Four corners. Full-court press. Bunch bangs the boards. Heenan drops bombs. Niles muscles the middle. It’s backlit snapshots from the bench of my mind, one dissolving to the next, until it's clutch time, down by one with less than two minutes left, and bam, Anderson answers. And bam, Arkansas answers back.

Fullerton is out of timeouts. Arkansas runs the clock. Titans intentionally foul. Arkansas goes to the line. One and one. Miss. Bunch rebounds, kicks the ball up court. Eighteen seconds left. It's the same scenario as San Francisco. Down by one. Anderson at the top of the key. The crowd rises on cue. It's Bobby Dye deja vu. Fourteen seconds left.

That I remember. The memory reel shifts to slow motion, frame by frame, and it's always the same.
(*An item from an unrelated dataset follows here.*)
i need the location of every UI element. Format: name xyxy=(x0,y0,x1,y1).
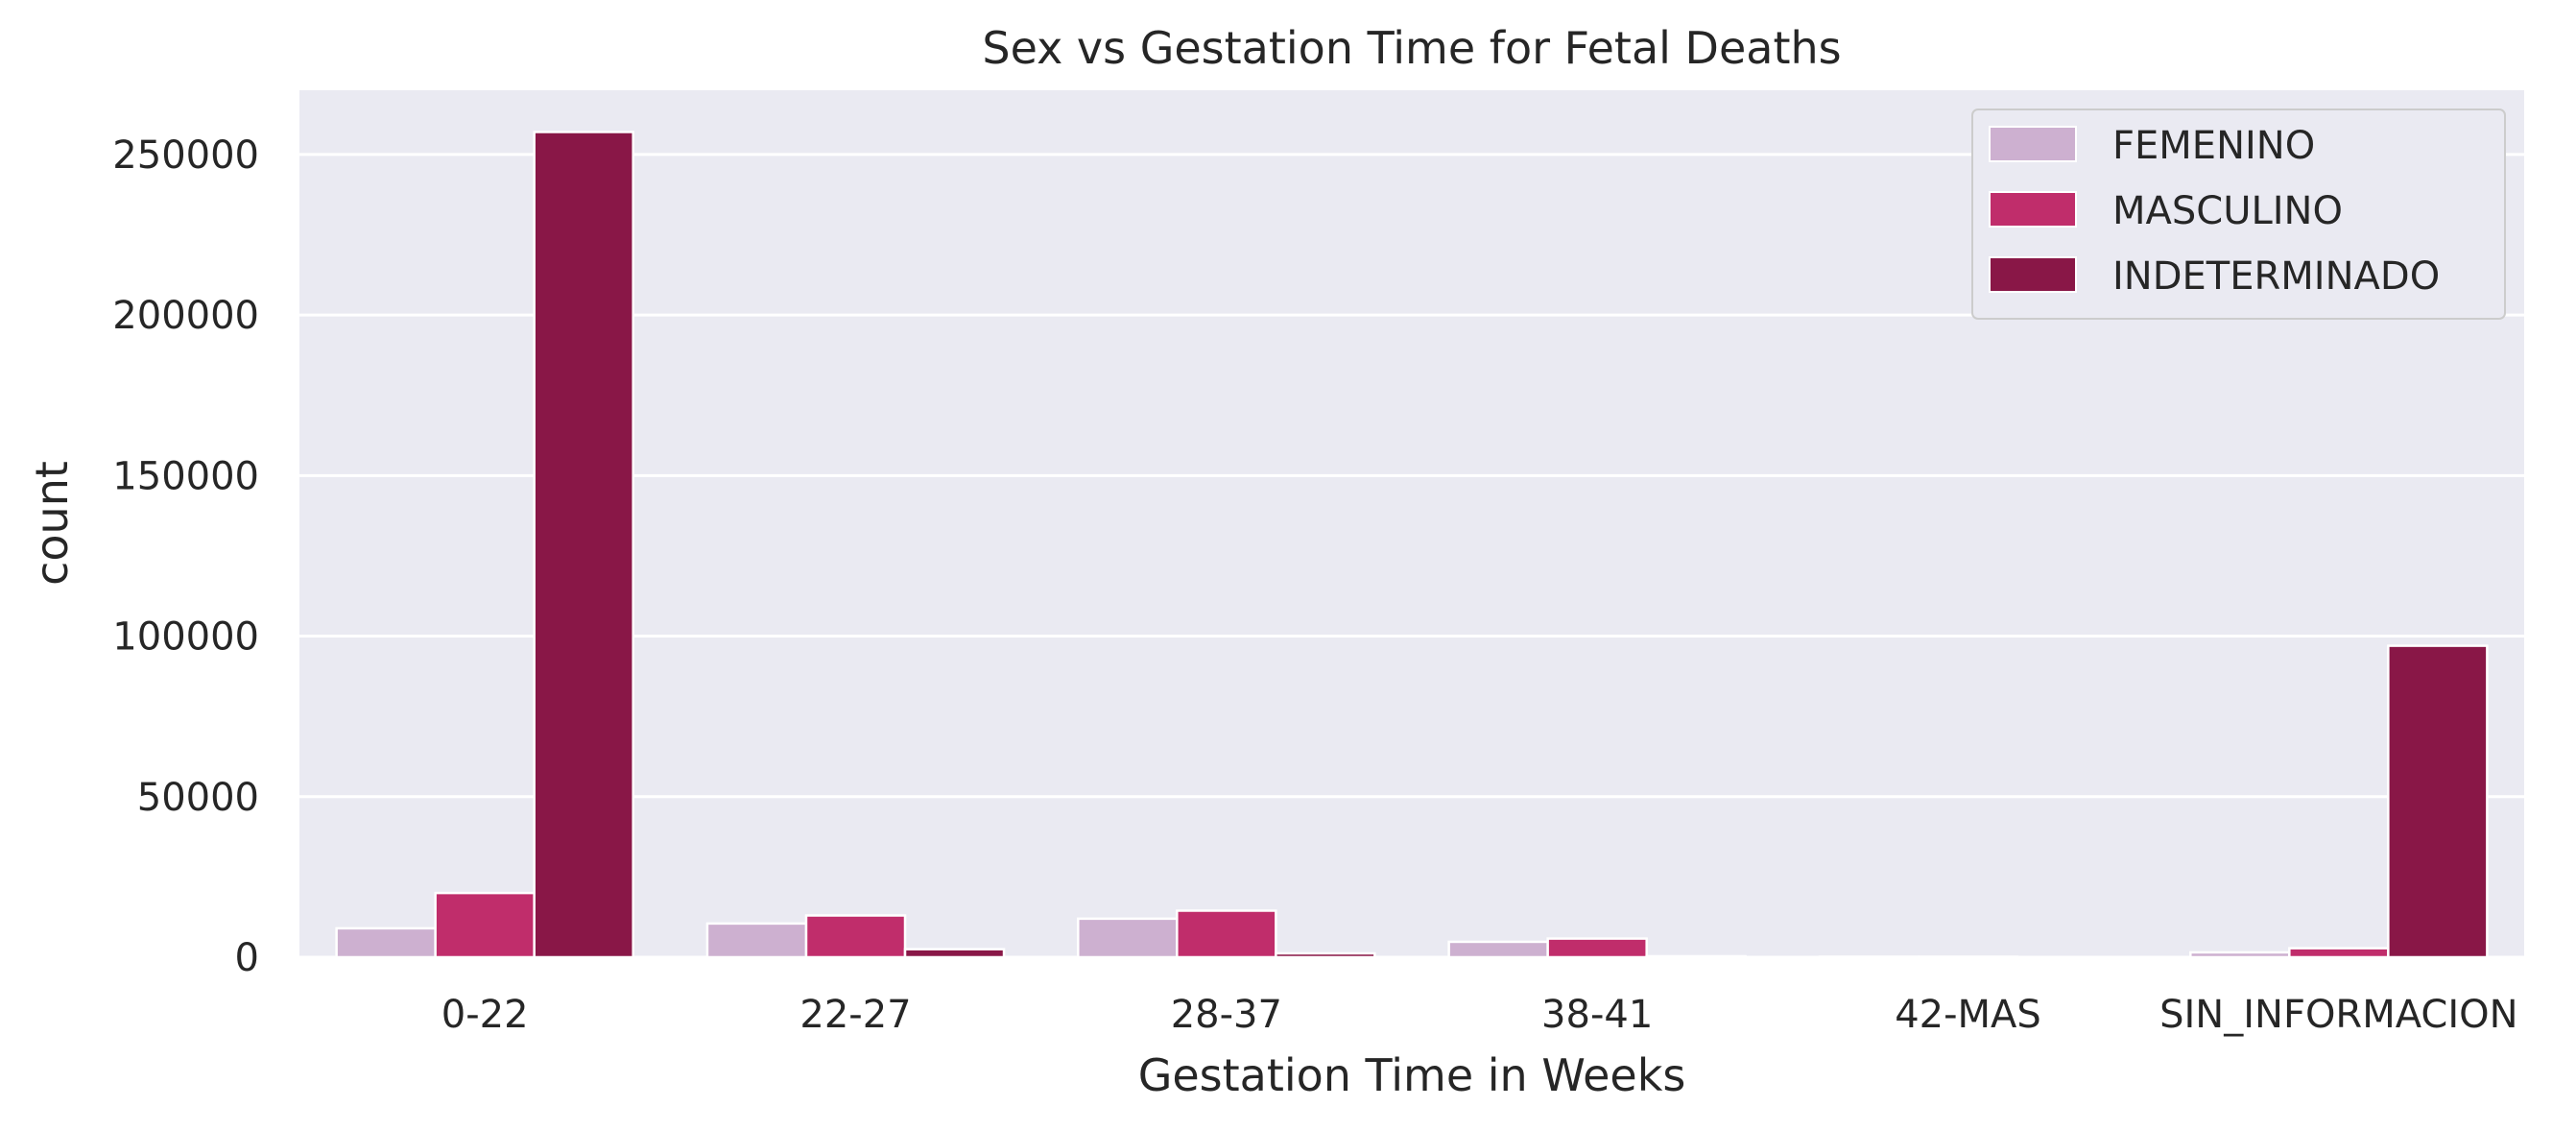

Anderson doesn't take the shot. He drives the lane. The ball is stripped. No foul called. Arkansas runs the court for a layup.

The clock strikes midnight. Cinderella weeps.

::

The sportswriters give coach Dye a standing ovation at his departing news conference in Albuquerque because it’s not about what could have happened. It’s about what did happen. And how it happened. Teamwork. Togetherness. Sacrifice. They’re just idyllic nouns until they actually coalesce into something believable, something magical, something like Cal State Who. And something like Cal State Now.
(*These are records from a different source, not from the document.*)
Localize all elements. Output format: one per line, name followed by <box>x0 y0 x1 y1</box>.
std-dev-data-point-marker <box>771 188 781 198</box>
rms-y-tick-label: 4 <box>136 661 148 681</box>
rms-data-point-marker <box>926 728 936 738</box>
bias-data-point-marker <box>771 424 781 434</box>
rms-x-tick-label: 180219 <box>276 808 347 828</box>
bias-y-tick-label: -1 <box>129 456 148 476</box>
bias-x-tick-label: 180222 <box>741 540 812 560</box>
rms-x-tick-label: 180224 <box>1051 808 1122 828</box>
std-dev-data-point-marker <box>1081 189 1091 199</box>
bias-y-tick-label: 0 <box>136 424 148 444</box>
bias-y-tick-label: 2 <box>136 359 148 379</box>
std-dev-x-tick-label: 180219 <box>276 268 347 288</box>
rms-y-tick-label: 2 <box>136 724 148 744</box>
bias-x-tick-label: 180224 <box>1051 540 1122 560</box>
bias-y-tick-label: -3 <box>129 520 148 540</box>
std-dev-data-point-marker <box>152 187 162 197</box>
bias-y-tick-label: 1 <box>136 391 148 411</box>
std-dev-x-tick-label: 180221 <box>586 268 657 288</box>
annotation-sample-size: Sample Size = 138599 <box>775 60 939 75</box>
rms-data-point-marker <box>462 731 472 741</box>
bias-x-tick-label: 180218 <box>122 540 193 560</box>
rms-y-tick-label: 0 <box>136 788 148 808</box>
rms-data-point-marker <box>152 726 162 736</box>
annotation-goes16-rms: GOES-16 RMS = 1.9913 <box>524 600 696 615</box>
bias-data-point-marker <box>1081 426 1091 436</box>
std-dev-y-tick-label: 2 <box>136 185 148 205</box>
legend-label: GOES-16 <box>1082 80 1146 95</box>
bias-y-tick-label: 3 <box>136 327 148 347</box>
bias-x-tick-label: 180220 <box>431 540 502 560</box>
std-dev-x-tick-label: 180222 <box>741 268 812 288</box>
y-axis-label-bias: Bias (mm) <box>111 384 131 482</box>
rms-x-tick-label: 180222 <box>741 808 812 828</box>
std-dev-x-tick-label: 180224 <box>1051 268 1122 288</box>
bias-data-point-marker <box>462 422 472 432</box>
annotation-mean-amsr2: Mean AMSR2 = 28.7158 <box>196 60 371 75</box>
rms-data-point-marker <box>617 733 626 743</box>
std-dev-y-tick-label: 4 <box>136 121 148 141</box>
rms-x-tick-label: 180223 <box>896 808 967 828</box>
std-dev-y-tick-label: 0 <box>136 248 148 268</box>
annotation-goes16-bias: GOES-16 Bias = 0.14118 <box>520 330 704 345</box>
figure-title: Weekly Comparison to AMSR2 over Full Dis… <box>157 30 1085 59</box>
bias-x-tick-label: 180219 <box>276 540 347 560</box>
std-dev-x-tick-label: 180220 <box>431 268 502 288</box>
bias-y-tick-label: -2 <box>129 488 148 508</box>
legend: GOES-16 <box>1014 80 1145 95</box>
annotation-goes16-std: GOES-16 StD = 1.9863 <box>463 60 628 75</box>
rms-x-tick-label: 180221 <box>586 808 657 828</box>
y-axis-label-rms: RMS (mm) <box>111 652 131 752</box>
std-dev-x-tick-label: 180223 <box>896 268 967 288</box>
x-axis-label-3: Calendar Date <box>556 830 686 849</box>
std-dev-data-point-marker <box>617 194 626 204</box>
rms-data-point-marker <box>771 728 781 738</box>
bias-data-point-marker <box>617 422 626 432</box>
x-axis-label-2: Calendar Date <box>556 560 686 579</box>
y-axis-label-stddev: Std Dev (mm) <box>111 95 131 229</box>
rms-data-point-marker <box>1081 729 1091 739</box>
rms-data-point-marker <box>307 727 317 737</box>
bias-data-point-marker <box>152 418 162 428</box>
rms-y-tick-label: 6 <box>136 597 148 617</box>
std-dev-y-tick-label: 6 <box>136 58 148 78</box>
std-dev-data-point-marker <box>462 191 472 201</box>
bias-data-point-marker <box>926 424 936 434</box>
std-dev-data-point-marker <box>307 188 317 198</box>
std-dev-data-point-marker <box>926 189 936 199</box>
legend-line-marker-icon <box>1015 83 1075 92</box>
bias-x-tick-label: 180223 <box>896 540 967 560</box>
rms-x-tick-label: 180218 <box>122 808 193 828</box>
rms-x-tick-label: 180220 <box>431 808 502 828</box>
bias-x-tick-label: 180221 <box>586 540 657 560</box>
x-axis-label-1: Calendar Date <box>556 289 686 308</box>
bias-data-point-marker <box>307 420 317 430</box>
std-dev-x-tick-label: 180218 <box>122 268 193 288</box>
We might not fully realize it, but it’s the character of a team that draws proclamations. Literally. The Yorba Linda City Council designates a day in our honor.

We stand behind the council members as coach Dye receives a plaque bearing a glass slipper. Someone has a camera. We finally have our team picture.

We step out into a light rain and go our separate ways. But we all check the weather every March for a forecast like this Friday’s.

There’s a 40-year phenomenon when lightning strikes twice.

It’s expected to hit Detroit around midmorning.

Purdue won’t know who hit them.

::

Tom Corvin, a 1979 Cal State Fullerton graduate, is a retired television reporter/producer living in Kansas City, Mo. He played in four games during the 1977-78 season, his first and last on the Titans’ varsity. He scored one basket.